Hay una constante en la experiencia creyente
cristiana que después de la muerte el hombre obtendrá la visión de Dios, un
conocimiento personal que se entiende como comunión. No es una cuestión
intelectual u objetiva, sino existencial, de convivencia. «Queridos, ahora
somos hijos de Dios, pero aún no se ha manifestado lo que seremos. Sabemos que,
cuando se manifieste, seremos semejantes a él, porque lo veremos tal cual es»

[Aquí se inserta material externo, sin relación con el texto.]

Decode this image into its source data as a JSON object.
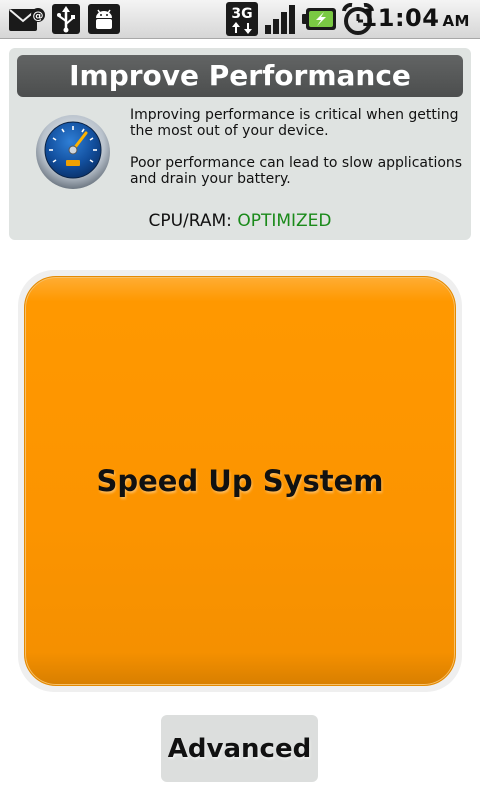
{
  "status_bar": {
    "time": "11:04",
    "ampm": "AM",
    "network": "3G",
    "icons": [
      "mail-icon",
      "usb-icon",
      "android-debug-icon",
      "3g-icon",
      "signal-icon",
      "battery-charging-icon",
      "alarm-clock-icon"
    ]
  },
  "panel": {
    "title": "Improve Performance",
    "paragraph1": "Improving performance is critical when getting the most out of your device.",
    "paragraph2": "Poor performance can lead to slow applications and drain your battery.",
    "cpu_label": "CPU/RAM:",
    "cpu_status": "OPTIMIZED",
    "gauge_icon": "speedometer-icon"
  },
  "speed_button": {
    "label": "Speed Up System"
  },
  "advanced_button": {
    "label": "Advanced"
  },
  "colors": {
    "accent": "#ff9800",
    "optimized": "#1a8a1a",
    "title_bar": "#555757",
    "panel_bg": "#dfe3e1"
  }
}
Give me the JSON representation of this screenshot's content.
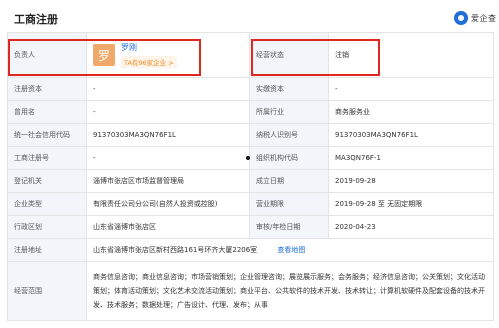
{
  "section_title": "工商注册",
  "logo": {
    "text": "爱企查",
    "icon": "aiqicha-logo-icon",
    "color": "#1e6fd8"
  },
  "representative": {
    "label": "负责人",
    "avatar_char": "罗",
    "name": "罗刚",
    "companies_tag": "TA有96家企业 >"
  },
  "status": {
    "label": "经营状态",
    "value": "注销"
  },
  "rows": [
    {
      "l1": "注册资本",
      "v1": "-",
      "l2": "实缴资本",
      "v2": "-"
    },
    {
      "l1": "曾用名",
      "v1": "-",
      "l2": "所属行业",
      "v2": "商务服务业"
    },
    {
      "l1": "统一社会信用代码",
      "v1": "91370303MA3QN76F1L",
      "l2": "纳税人识别号",
      "v2": "91370303MA3QN76F1L"
    },
    {
      "l1": "工商注册号",
      "v1": "-",
      "l2": "组织机构代码",
      "v2": "MA3QN76F-1"
    },
    {
      "l1": "登记机关",
      "v1": "淄博市张店区市场监督管理局",
      "l2": "成立日期",
      "v2": "2019-09-28"
    },
    {
      "l1": "企业类型",
      "v1": "有限责任公司分公司(自然人投资或控股)",
      "l2": "营业期限",
      "v2": "2019-09-28 至 无固定期限"
    },
    {
      "l1": "行政区划",
      "v1": "山东省淄博市张店区",
      "l2": "审核/年检日期",
      "v2": "2020-04-23"
    }
  ],
  "address": {
    "label": "注册地址",
    "value": "山东省淄博市张店区新村西路161号环齐大厦2206室",
    "link": "查看地图"
  },
  "scope": {
    "label": "经营范围",
    "value": "商务信息咨询；商业信息咨询；市场营销策划；企业管理咨询；展览展示服务；会务服务；经济信息咨询；公关策划；文化活动策划；体育活动策划；文化艺术交流活动策划；商业平台、公共软件的技术开发、技术转让；计算机软硬件及配套设备的技术开发、技术服务；数据处理；广告设计、代理、发布；从事"
  },
  "highlight_color": "#e0271f"
}
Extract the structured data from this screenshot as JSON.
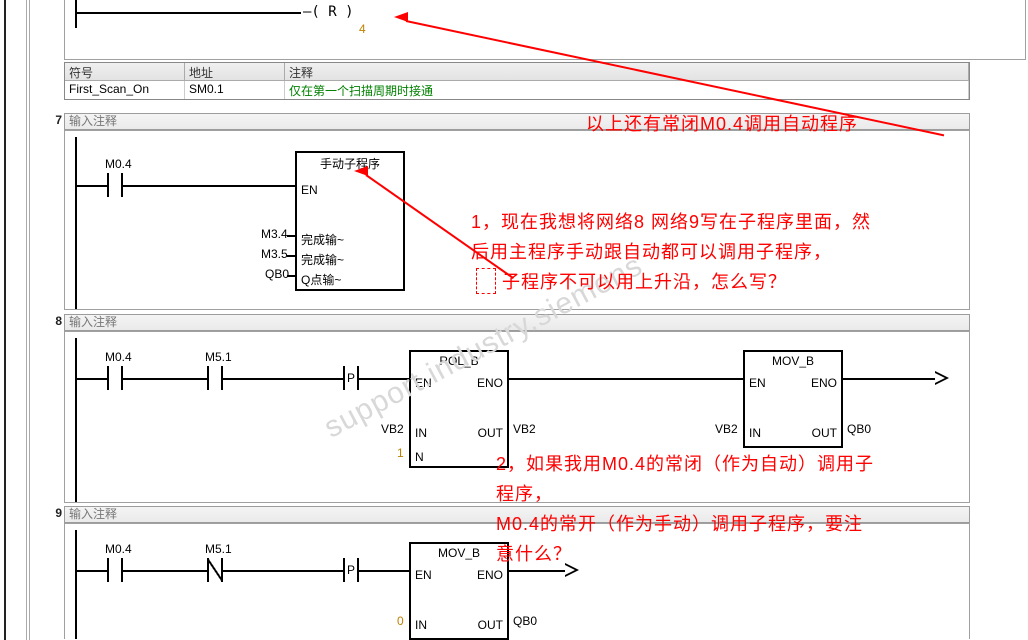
{
  "reset_coil": {
    "symbol": "R",
    "count": "4"
  },
  "symbol_table": {
    "header": {
      "symbol": "符号",
      "address": "地址",
      "comment": "注释"
    },
    "rows": [
      {
        "symbol": "First_Scan_On",
        "address": "SM0.1",
        "comment": "仅在第一个扫描周期时接通"
      }
    ]
  },
  "annotations": {
    "top": "以上还有常闭M0.4调用自动程序",
    "q1_l1": "1，现在我想将网络8 网络9写在子程序里面，然",
    "q1_l2": "后用主程序手动跟自动都可以调用子程序，",
    "q1_l3": "子程序不可以用上升沿，怎么写？",
    "q2_l1": "2，如果我用M0.4的常闭（作为自动）调用子",
    "q2_l2": "程序，",
    "q2_l3": "     M0.4的常开（作为手动）调用子程序，要注",
    "q2_l4": "意什么？"
  },
  "rung7": {
    "num": "7",
    "comment_hint": "输入注释",
    "contact1": "M0.4",
    "block": {
      "title": "手动子程序",
      "en": "EN",
      "pins_left": [
        "完成输~",
        "完成输~",
        "Q点输~"
      ],
      "pins_left_addr": [
        "M3.4",
        "M3.5",
        "QB0"
      ]
    }
  },
  "rung8": {
    "num": "8",
    "comment_hint": "输入注释",
    "contact1": "M0.4",
    "contact2": "M5.1",
    "p_label": "P",
    "rolb": {
      "title": "ROL_B",
      "en": "EN",
      "eno": "ENO",
      "in": "IN",
      "out": "OUT",
      "n": "N",
      "in_addr": "VB2",
      "out_addr": "VB2",
      "n_val": "1"
    },
    "movb": {
      "title": "MOV_B",
      "en": "EN",
      "eno": "ENO",
      "in": "IN",
      "out": "OUT",
      "in_addr": "VB2",
      "out_addr": "QB0"
    }
  },
  "rung9": {
    "num": "9",
    "comment_hint": "输入注释",
    "contact1": "M0.4",
    "contact2": "M5.1",
    "p_label": "P",
    "movb": {
      "title": "MOV_B",
      "en": "EN",
      "eno": "ENO",
      "in": "IN",
      "out": "OUT",
      "in_val": "0",
      "out_addr": "QB0"
    }
  },
  "watermark": "support.industry.siemens"
}
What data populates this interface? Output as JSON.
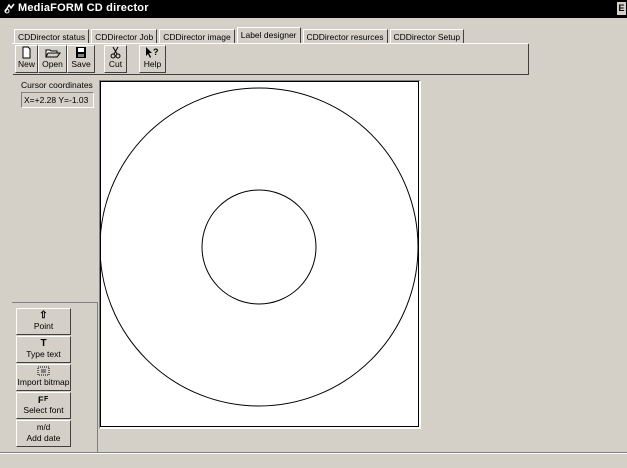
{
  "window": {
    "title": "MediaFORM CD director"
  },
  "tabs": [
    {
      "label": "CDDirector status"
    },
    {
      "label": "CDDirector Job"
    },
    {
      "label": "CDDirector image"
    },
    {
      "label": "Label designer",
      "active": true
    },
    {
      "label": "CDDirector resurces"
    },
    {
      "label": "CDDirector Setup"
    }
  ],
  "toolbar": {
    "new_label": "New",
    "open_label": "Open",
    "save_label": "Save",
    "cut_label": "Cut",
    "help_label": "Help"
  },
  "cursor": {
    "label": "Cursor coordinates",
    "value": "X=+2.28  Y=-1.03"
  },
  "tools": {
    "point": "Point",
    "type_text": "Type text",
    "import_bitmap": "Import bitmap",
    "select_font": "Select font",
    "add_date": "Add date",
    "add_date_icon": "m/d",
    "type_text_icon": "T"
  }
}
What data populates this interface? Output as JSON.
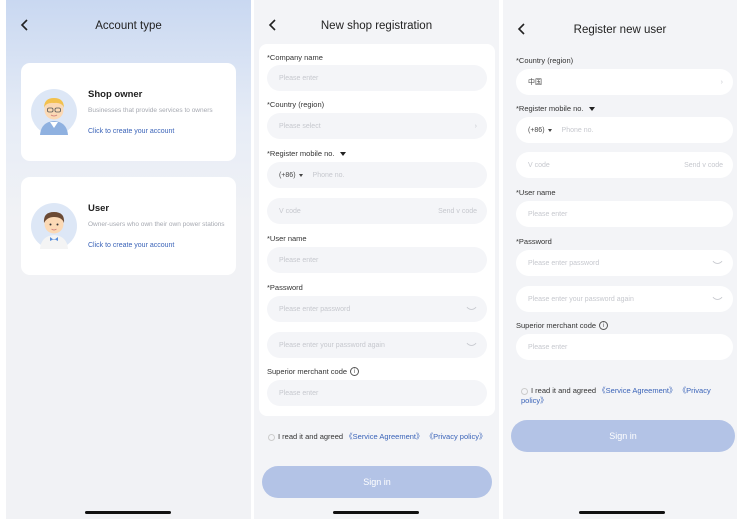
{
  "account_type": {
    "title": "Account type",
    "shop_owner": {
      "title": "Shop owner",
      "desc": "Businesses that provide services to owners",
      "link": "Click to create your account"
    },
    "user": {
      "title": "User",
      "desc": "Owner-users who own their own power stations",
      "link": "Click to create your account"
    }
  },
  "shop_registration": {
    "title": "New shop registration",
    "company_label": "*Company name",
    "company_placeholder": "Please enter",
    "country_label": "*Country (region)",
    "country_placeholder": "Please select",
    "mobile_label": "*Register mobile no.",
    "country_code": "(+86)",
    "phone_placeholder": "Phone no.",
    "vcode_placeholder": "V code",
    "send_vcode": "Send v code",
    "username_label": "*User name",
    "username_placeholder": "Please enter",
    "password_label": "*Password",
    "password_placeholder": "Please enter password",
    "password_again_placeholder": "Please enter your password again",
    "merchant_label": "Superior merchant code",
    "merchant_placeholder": "Please enter",
    "agree_text": "I read it and agreed",
    "service_link": "《Service Agreement》",
    "privacy_link": "《Privacy policy》",
    "signin": "Sign in"
  },
  "user_registration": {
    "title": "Register new user",
    "country_label": "*Country (region)",
    "country_value": "中国",
    "mobile_label": "*Register mobile no.",
    "country_code": "(+86)",
    "phone_placeholder": "Phone no.",
    "vcode_placeholder": "V code",
    "send_vcode": "Send v code",
    "username_label": "*User name",
    "username_placeholder": "Please enter",
    "password_label": "*Password",
    "password_placeholder": "Please enter password",
    "password_again_placeholder": "Please enter your password again",
    "merchant_label": "Superior merchant code",
    "merchant_placeholder": "Please enter",
    "agree_text": "I read it and agreed",
    "service_link": "《Service Agreement》",
    "privacy_link": "《Privacy policy》",
    "signin": "Sign in"
  },
  "colors": {
    "accent": "#3a63b8",
    "button_disabled": "#b3c3e6",
    "field_bg": "#f4f5f8",
    "page_bg": "#f3f4f7"
  },
  "icons": {
    "back": "chevron-left-icon",
    "eye": "eye-closed-icon",
    "info": "info-circle-icon",
    "dropdown": "chevron-right-icon"
  }
}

(1 Jn 3,2). Es lo que desea Pablo ardientemente: morir para reunirse con el
Señor (cf. Flp 1,23), como Esteban cuando sufre el martirio (cf. Hech 7,59), o
Jesús cuando recibe al buen ladrón en el paraíso en el día de su muerte (Lc
23,43). No hay que esperar a la resurrección colectiva al final de los tiempos,
sino que la persona, al morir, podrá reunirse y conocer al Señor cara a cara
(cf. 2Cor 5,8; Lc 16,22; 1Ped 3,19). El encuentro motivará la semejanza con
Cristo como hijos de Dios, que en la vida presente la experimentamos en un
estado imperfecto. Esta enseñanza tiene su raíz en las parábolas evangélicas
del convite de bodas (cf. Mt 22,1-14; o de las vírgenes prudentes (cf. Mt
25,1-13); etc., como en el cuerpo de los escritos de San Juan: «Padre, deseo
que los que tú me has dado estén también conmigo allí donde yo esté, para que
contemplen la gloria que me has dado, porque me has amado antes de la creación
del mundo» (Jn 17,24; cf. 14,3). La visión de Dios como vida y amor (cf. Mt
5,8; 1Cor 13,12; 1Jn 3,1; etc.) se transforma poco a poco en vivir con Cristo,
convivir con Cristo, ser con Cristo.
Esta convivencia con Cristo comulgando con Dios
entraña una vida sin fin; una vida en la que la plenitud está constantemente
plenificándose de manera distinta a como en la historia progresamos en las
virtudes, en los valores, en el conocimiento, etc. Se da, pues, en la eternidad
el movimiento que lleva consigo la vida, que no el éxtasis y la fijación del
objeto como dominio de él, en este caso, de Dios mismo. Él es una fuente
inagotable de amor, que hace del bienaventurado un transitar en la felicidad
continuamente. Junto a ello, no se debe olvidar, que la vida eterna comienza en
la historia. El más allá no es totalmente novedad en la experiencia de la
felicidad, ni la felicidad y salvación que vivimos en la historia no es el
término conclusivo de nuestra existencia personal y colectiva.